I consumatori diventano "politici" e i brand prendono posizione
- KB Knowledge
- 21 mar 2017
- Tempo di lettura: 1 min
I brand sono diventati mediatori del nostro (pseudo) impegno politico. La nuova formula magica del marketing è l’indignazione e l’attivismo.
I consumatori di oggi sono immersi nella politica come non mai e stanno guardando con attenzione le posizioni delle aziende sulle questioni politiche attuali. Dopo i matrimoni gay e Brexit, è l’amministrazione Trump che sta mobilitando i brand. L’Ad di Starbucks ha annunciato che assumerà 10 mila rifugiati in 5 anni; il fondatore di Airbnb ha dichiarato su Facebook di offrire alloggi gratuiti ai rifugiati o a chiunque non riesca a rientrare negli Usa. La lista prosegue con Apple, Netflix, la birra Budweiser e tanti altri brand che si sono schierati contro Donald Trump. La tesi di molti – l’ultimo a esprimersi in questo senso è stato Alex Holder sul Guardian – è che la nuova formula magica del marketing sia l’attivismo. E la tesi, sfrontata ma del tutto sensata, è che queste strategie delle grandi aziende, spesso colossi internazionali ma non solo, ci consentano di dare forma e sostanza alla nostra indignazione da tastiera e di autoconfortarci senza dovere sacrificare alcunché. Così noi quando compriamo e scegliamo i brand, possiamo dare immediata azione alla nostra etica incarnandola nell’uno o nell’altro brand.

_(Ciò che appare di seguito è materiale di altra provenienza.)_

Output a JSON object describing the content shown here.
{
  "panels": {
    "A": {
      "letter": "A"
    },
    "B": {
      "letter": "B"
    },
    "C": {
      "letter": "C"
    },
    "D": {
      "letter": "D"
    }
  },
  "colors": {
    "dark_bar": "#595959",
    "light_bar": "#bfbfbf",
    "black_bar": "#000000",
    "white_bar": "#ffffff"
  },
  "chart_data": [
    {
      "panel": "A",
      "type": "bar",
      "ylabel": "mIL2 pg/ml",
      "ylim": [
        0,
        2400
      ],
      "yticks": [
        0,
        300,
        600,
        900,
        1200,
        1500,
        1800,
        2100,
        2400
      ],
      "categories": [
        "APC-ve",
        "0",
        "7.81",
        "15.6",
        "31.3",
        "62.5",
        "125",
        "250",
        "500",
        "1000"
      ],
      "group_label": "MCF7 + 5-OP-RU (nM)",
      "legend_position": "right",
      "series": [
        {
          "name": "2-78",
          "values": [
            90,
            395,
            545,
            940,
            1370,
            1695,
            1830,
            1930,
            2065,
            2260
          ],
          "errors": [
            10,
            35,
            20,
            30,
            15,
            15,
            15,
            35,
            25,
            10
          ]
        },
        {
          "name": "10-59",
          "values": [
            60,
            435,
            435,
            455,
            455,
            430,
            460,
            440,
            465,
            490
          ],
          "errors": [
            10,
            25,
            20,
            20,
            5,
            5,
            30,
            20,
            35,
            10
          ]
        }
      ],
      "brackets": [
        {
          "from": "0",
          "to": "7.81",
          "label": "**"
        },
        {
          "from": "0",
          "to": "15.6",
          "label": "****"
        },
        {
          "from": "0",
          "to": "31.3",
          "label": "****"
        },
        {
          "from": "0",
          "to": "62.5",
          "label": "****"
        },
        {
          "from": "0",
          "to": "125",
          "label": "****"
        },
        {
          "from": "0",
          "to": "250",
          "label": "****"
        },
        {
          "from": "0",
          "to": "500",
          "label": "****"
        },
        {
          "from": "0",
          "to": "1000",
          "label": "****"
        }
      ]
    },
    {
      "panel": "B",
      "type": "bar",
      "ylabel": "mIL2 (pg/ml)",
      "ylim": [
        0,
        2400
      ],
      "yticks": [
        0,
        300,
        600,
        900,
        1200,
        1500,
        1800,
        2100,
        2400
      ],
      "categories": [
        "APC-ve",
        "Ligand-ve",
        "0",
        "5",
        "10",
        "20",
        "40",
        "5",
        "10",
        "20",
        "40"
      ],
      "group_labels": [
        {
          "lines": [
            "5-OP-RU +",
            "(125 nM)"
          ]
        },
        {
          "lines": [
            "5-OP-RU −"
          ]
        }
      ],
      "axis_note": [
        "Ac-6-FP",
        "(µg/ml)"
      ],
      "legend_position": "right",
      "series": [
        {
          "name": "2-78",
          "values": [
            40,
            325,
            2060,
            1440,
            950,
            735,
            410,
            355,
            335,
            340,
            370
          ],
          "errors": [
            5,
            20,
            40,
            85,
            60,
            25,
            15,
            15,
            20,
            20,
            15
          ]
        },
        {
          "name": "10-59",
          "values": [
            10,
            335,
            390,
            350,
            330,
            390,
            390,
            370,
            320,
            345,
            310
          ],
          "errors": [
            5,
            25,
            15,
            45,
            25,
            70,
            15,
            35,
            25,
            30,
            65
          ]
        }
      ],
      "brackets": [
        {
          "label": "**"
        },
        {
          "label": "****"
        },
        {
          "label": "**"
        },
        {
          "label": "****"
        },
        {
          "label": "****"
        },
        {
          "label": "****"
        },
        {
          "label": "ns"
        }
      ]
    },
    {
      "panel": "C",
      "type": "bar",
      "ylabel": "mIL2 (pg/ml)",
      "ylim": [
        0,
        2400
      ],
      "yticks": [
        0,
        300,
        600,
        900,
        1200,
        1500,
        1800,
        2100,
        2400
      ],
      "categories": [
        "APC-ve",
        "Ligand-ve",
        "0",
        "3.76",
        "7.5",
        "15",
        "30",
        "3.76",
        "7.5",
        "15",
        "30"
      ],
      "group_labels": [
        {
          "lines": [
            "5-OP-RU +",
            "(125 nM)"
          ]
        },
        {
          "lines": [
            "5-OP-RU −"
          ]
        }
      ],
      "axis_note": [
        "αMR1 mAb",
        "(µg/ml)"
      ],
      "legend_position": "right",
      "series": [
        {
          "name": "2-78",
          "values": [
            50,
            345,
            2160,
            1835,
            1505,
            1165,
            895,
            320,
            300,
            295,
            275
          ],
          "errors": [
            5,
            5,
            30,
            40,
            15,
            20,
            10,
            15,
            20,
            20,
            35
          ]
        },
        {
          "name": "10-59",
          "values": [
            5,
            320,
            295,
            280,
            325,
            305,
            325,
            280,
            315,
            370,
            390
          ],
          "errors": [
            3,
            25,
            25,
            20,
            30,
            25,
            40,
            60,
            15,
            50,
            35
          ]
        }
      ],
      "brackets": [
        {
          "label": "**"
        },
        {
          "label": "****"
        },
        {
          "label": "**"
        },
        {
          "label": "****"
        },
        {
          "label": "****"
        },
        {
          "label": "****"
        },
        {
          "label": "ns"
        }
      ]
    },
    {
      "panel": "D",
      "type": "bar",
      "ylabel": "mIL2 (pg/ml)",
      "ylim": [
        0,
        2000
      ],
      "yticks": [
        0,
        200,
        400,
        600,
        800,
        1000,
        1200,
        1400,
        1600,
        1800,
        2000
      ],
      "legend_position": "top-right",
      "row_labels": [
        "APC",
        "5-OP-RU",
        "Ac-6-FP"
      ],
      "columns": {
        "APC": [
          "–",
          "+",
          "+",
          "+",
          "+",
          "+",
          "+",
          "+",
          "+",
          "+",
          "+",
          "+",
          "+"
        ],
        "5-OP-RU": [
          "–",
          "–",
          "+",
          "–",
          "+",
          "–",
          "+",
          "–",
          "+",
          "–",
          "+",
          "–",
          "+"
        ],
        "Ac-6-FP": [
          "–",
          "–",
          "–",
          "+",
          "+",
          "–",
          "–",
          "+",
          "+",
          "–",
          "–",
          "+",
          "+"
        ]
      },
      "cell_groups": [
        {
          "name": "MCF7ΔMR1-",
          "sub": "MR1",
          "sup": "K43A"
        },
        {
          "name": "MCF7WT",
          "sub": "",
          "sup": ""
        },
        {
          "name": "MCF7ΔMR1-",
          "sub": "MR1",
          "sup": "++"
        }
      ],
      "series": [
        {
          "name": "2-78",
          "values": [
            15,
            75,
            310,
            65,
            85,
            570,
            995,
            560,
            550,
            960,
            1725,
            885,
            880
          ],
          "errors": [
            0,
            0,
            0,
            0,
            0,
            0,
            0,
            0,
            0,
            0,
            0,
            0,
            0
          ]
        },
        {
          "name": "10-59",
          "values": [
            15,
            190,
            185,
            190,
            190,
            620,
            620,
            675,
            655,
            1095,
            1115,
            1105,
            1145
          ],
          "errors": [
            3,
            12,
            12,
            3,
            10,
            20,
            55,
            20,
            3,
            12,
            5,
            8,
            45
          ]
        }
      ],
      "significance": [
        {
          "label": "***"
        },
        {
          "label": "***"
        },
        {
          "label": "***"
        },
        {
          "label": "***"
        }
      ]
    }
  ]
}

L’attivismo è divenuto in questi ultimissimi anni, e lo diventerà sempre di più, materia per vendere. Perché orienta flussi di consumatori – non tutti, ovvio, e forse perfino minoranze ma grandi minoranze transazionali facendo leva sull’assunto «se un brand può consentirmi di vivere come desidero e al contempo di alimentare la mia coscienza sociale allora può avere i miei soldi».